Are you ignoring a potentially profitable type of product in your retail store? I’m talking about impulse buying. More than three-fourths of Americans have made an impulse buy in the past three months; of those, more than half have spent over $100 on an impulse buy, according to a survey by CreditCards.com.
How to Encourage Impulse Buying
Target, H&M, Sephora and even Home Depot are among the retail masters of the impulse buy, and you can learn a lot just by cruising their aisles. However, if you don’t have time to head out on your own research expedition, these nine tips will help you spark more impulse buys in your store.
Lure Them In
Impulse buys near the front of the store can draw curious customers in to check them out. (Put the products close enough to be seen from outside, but not so close that shoplifters can easily grab them.)
Use Color, Signage and Lighting to Draw Attention to Impulse Purchases
Colorful displays attract shoppers’ eyes—as does signage in the impulse buy area—emphasize something like “Everything under $10!”
Get “In Their Face”
Put low-priced impulse buys where shoppers can’t miss them—on end caps, at checkout or even in the middle of the aisle. Track which areas of your store shoppers spend the most time in, and set up little impulse buy stations there.
Got impulse buys you want parents to buy for their kids? Display them at children’s eye level. (Hey, it works for candy at the supermarket checkout line.)

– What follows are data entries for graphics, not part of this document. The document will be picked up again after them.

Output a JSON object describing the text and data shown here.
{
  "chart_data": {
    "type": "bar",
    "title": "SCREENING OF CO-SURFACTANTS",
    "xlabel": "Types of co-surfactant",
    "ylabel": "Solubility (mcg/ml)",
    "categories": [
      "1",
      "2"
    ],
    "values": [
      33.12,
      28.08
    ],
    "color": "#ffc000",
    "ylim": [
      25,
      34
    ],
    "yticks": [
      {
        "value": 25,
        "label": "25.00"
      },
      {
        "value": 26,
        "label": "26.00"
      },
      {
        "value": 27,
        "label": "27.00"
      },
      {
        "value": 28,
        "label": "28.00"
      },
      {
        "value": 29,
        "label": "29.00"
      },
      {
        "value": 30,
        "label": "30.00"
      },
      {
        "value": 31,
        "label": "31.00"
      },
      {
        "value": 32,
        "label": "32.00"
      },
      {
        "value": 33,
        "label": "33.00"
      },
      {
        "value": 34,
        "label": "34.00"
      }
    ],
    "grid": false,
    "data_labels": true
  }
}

Capture Their Attention While They Wait
When customers are waiting at the checkout counter, merchandising potential impulse buys nearby can turn a wait into an enjoyable browsing spree. H&M and Sephora are masters of this game.
Up the Ante with Limited Time Deals
When a customer is already tempted by a nearby impulse purchase, all it takes is a little nudge like “Buy two, get the third free” to push them over the edge to buy.
Do a Demonstration
Just about every store can spur impulse buys by holding demonstrations. (Think Costco.) An apparel boutique can hold a fashion show; a cooking store can demonstrate a cool new food processor; an auto parts store can demonstrate a new waterless car wash product. Have plenty of whatever you’re demonstrating on hand; give out free samples, too.
Remind Salespeople to Encourage Impulse Buys
As salespeople interact with customers, they can direct their attention to possible impulse buys. For example, if a customer is trying on a pair of jeans, the salesperson could suggest a different wash, or a completely different product like a belt or jacket that would look good with the jeans.
Know What Kinds of Products Make Good Impulse Buys
Among the best impulse purchases are:
- Products with sensual appeal, such as lotions, perfumes, cosmetics, candy, gum, or small toys. Anything that calls out to be touched or held can be a good impulse buy.
- Practical products that everyone needs. Sometimes, impulse buys have nothing to do with your store, but are things you might find in the average person’s purse, pocket or junk drawer at home. This category includes facial tissue, lip balm, batteries, hand sanitizer, etc.
- Products that complement your primary product line. What “goes with” the bigger-ticket items you sell? For example, my local Nordstrom Rack displays cell phone chargers shaped like purse charms near the handbag section, and scented candles near the bedding section. Jewelry cleaner or polishing cloths with jewelry, extra shoelaces in a shoe store, air fresheners at an automotive parts store — you get the idea.